For more general uses of the world wide web (a priceless tool that ought to be safeguarded), it is my view that the public’s telecommunication infrastructure should be democratically run by the community itself, by neither state nor corporation. Those who manage it should be democratically elected, at all times instantly re-callable by the community by popular petition. ISP’s should not log the activities of the people or store their search histories, perhaps community run VPN services would help to obfuscate internet traffic as an extra safeguard. In America, our congress made it legal in 2017 for ISP’s to sell the American people’s internet history to the highest bidder. Your ISP’s should be nothing more than dumb pipes, infrastructure that gets messages from point A to point B without violating the rights of the people by spying on them or collecting their personal information. In that regard, you can progress far beyond the United States or any nation state in regards to individual liberty. There are other technologies too, that may be of interest to a liberated people, I would recommend fostering the use of PGP encryption for all email communications, using apps like Signal instead of texting, and the widespread use of privacy respecting services such as those found at PrivacyTools.io as a social norm (a translation of PrivacyTools here is also needed). Once mastered, two parties can communicate with one another safely without the prying eyes of any third party. I would recommend hackers look into projects such as Hyperboria that seek to create community run meshnets, that in theory would replace the centralized power of an ISP with 100% community infrastructure run by the people themselves. In spite of my numerous criticisms of the market and the existence of money as a currency of exchange, certain cryptocurrencies such as Monero (XMR) have the key benefit over the use of credit cards of being as or even more anonymous than cash. Tools such as Matrix can be used as a replacement for phone calls and texting. I would recommend the people of Rojava to look into these technologies.

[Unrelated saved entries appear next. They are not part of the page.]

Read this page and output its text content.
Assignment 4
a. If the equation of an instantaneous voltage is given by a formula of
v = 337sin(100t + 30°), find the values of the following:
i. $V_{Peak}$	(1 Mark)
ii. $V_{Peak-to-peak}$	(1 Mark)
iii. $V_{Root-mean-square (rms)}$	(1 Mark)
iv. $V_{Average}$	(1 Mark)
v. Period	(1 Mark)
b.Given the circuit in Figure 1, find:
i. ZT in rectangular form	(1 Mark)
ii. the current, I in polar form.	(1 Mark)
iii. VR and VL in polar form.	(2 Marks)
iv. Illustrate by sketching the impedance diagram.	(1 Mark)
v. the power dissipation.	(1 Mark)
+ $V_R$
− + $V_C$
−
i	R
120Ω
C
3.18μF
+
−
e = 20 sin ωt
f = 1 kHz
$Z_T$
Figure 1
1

As Glenn Greenwald said, “We all need places where we can go to explore without the judgmental eyes of other people being cast upon us, only in a realm where we’re not being watched can we really test the limits of who we want to be. It’s really in the private realm where dissent, creativity and personal exploration lie.” Perhaps there is no better place in the world to put this into practice than Rojava. In conclusion, I think the people of Rojava could benefit greatly from the free software, Linux, and hacker community, and from projects such as I2P and Tor.
It is my highest hope that Rojava may continue to become a bastion of liberation, that it might climb to new frontiers in regards to digital resistance too, frontiers not dreamed of within the confines the nation state! Long live liberty! Long live the Democratic Federation of Northern Syria! Long live Rojava! May it last a thousand years!